豊通リチウム(西郷剛史社長)は、福島県楢葉町に国内初となる水酸化リチウムの製造工場を16日に竣工した。リチウムイオン電池の正極材として使用される水酸化リチウムを供給し、電動車の普及に伴う電池需要の拡大に対応する。年間1万トンの生産能力を持ち、早ければ年内にも供給を始める。

 同社は、豊田通商と豪オルケム社の合弁企業で、2018年に創業した。新工場は、アルゼンチンで採掘する炭酸リチウムを原料に水酸化リチウムを生成する。敷地面積は約1万6千平方メートルで、総工費は約100億円。このうち3割ほどを補助金でまかなった。

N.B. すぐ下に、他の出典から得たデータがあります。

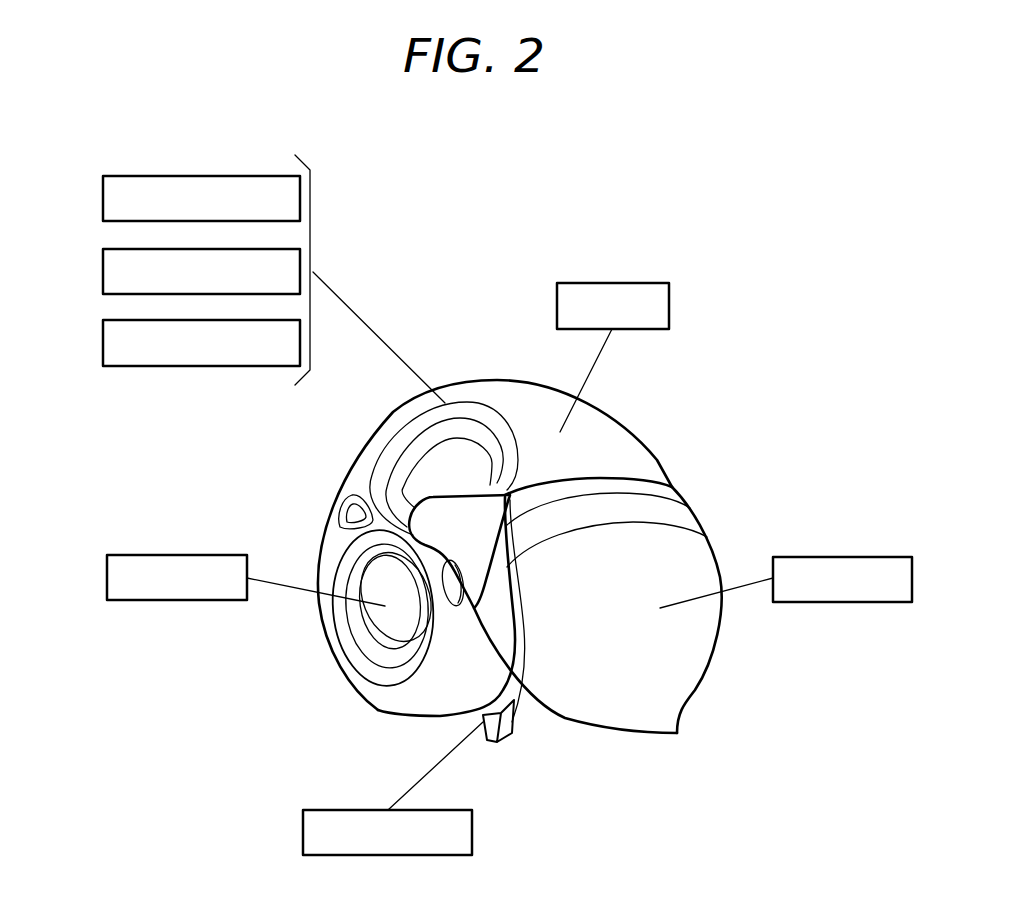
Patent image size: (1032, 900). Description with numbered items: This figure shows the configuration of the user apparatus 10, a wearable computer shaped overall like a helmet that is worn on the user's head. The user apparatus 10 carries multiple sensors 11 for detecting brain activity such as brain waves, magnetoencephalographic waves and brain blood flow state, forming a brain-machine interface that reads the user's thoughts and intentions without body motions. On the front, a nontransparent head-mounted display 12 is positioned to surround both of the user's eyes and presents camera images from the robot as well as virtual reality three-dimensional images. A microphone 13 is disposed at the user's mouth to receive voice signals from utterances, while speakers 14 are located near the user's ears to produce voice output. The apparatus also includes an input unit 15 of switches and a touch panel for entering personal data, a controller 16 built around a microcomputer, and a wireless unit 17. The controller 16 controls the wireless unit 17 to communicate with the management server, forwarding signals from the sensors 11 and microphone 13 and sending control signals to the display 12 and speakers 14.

The user apparatus 10 is at (780, 292).
The sensors 11 is at (656, 283).
The display 12 is at (880, 557).
The microphone 13 is at (472, 832).
The speakers 14 is at (225, 555).
The input unit 15 is at (103, 197).
The controller 16 is at (103, 270).
The wireless unit 17 is at (103, 343).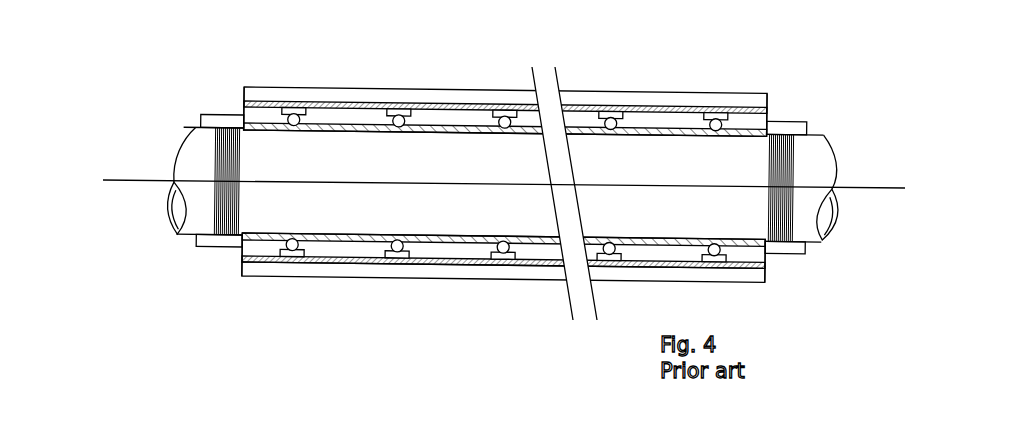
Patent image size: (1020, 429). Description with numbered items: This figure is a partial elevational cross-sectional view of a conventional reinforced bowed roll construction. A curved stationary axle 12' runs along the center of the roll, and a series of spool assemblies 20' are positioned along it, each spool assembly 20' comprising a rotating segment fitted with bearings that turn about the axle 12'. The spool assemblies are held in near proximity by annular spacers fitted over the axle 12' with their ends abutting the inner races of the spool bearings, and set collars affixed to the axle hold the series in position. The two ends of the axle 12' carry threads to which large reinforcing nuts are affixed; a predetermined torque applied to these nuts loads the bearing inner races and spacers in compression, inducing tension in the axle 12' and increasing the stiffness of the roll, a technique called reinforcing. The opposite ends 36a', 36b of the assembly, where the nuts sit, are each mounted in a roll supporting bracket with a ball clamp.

The axle 12' is at (470, 182).
The spool assembly 20' is at (382, 306).
The first end of the assembly 36a' is at (178, 146).
The second end of the assembly 36b is at (768, 102).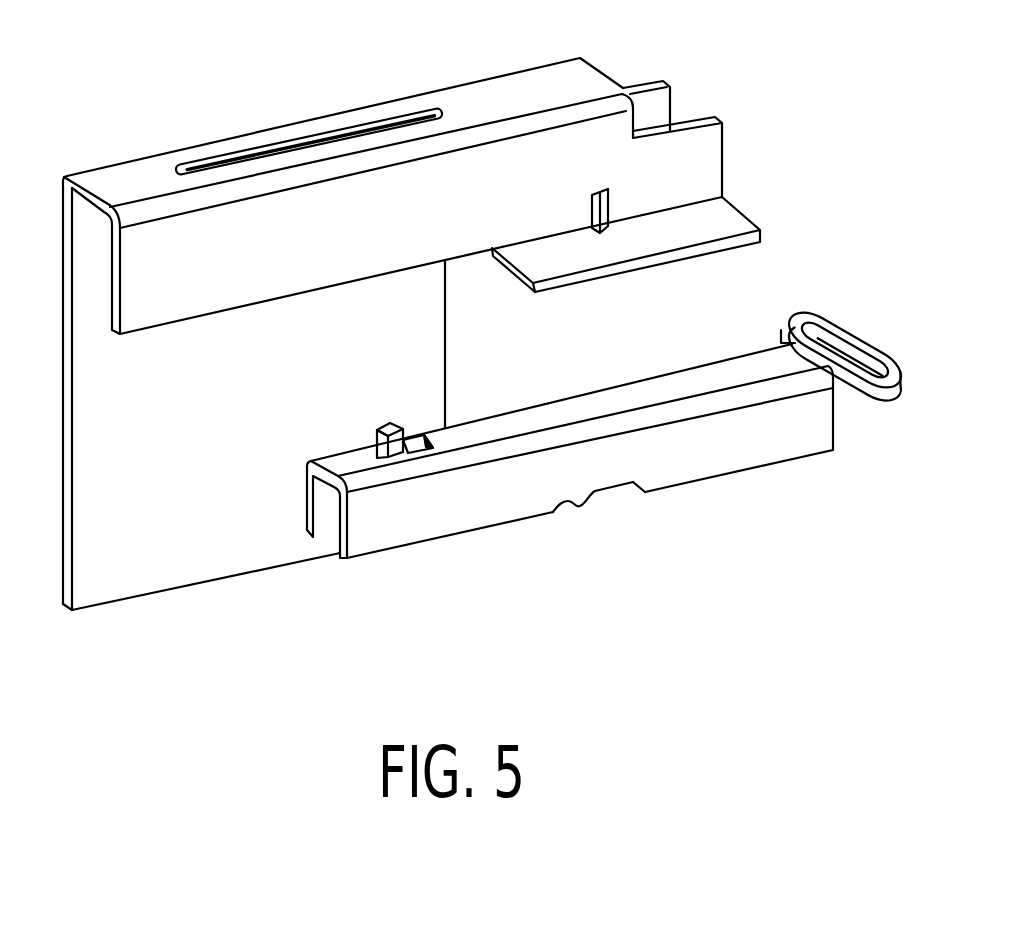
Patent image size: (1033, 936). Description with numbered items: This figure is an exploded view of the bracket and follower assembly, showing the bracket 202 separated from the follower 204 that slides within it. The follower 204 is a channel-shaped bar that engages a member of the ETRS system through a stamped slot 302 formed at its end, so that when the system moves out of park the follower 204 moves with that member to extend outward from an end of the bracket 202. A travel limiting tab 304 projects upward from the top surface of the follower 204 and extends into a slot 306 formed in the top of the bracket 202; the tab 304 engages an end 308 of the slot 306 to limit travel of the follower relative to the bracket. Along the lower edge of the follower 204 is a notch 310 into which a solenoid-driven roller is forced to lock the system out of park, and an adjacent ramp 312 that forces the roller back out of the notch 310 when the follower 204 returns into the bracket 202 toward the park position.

The bracket 202 is at (411, 305).
The follower 204 is at (602, 431).
The stamped slot 302 is at (845, 347).
The travel limiting tab 304 is at (380, 428).
The slot 306 is at (291, 147).
The end of the slot 308 is at (436, 112).
The notch 310 is at (608, 495).
The ramp 312 is at (642, 492).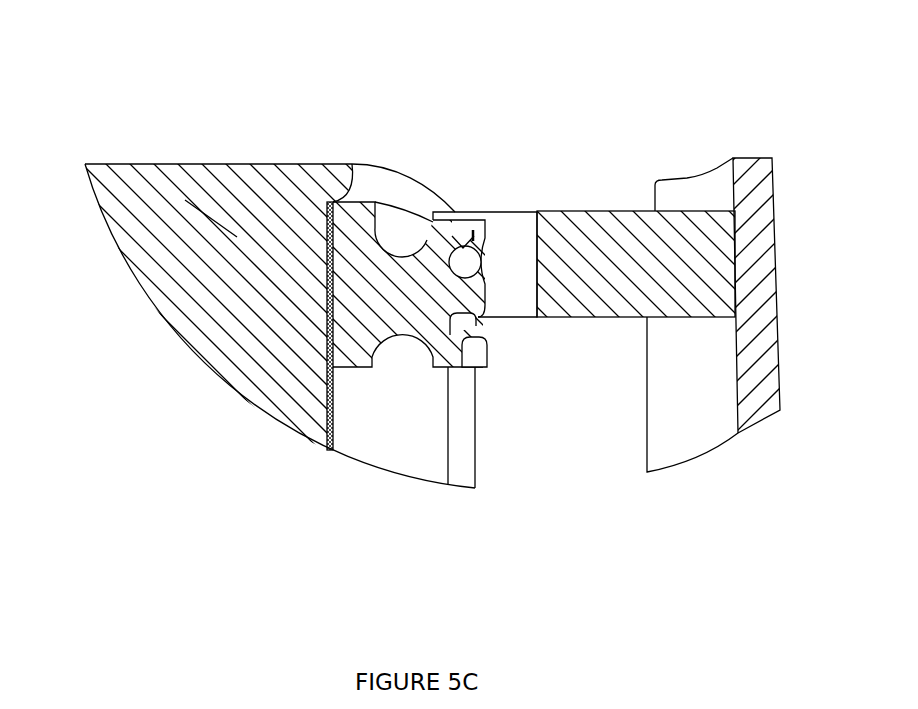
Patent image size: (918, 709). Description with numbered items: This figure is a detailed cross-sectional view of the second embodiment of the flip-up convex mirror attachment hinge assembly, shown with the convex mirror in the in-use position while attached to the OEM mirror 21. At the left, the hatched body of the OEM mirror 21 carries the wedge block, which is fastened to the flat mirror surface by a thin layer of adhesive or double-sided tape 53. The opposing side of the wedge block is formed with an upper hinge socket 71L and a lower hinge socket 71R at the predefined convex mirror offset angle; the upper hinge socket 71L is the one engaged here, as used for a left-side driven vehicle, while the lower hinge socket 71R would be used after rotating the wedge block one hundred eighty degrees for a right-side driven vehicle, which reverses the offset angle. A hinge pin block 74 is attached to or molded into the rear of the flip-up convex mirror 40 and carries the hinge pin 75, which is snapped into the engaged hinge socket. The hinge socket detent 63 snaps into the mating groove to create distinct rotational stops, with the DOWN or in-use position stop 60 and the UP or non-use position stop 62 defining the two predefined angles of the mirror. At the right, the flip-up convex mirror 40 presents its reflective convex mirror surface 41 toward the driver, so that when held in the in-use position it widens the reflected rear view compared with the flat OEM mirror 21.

従業員数の8割を地元から採用した。豊通マテリアルが原料調達や物流を担い、正極材を製造する企業に水酸化リチウムを販売する。

 田形拓郎取締役は「現在の国内需要は年間3万~4万トンで、新工場の生産能力を最大限に活用するとシェアの3割ほどをまかなえる」とし、水酸化リチウムの需要について「将来は全世界で100万トン規模まで拡大するのではないか」と語った。

 炭酸リチウムの需要も拡大しており、同社では採掘場の能力増強に着手した。採掘量を1.4倍に引き上げ、製品の引き合いも考慮しながら海外工場も検討する考えだ。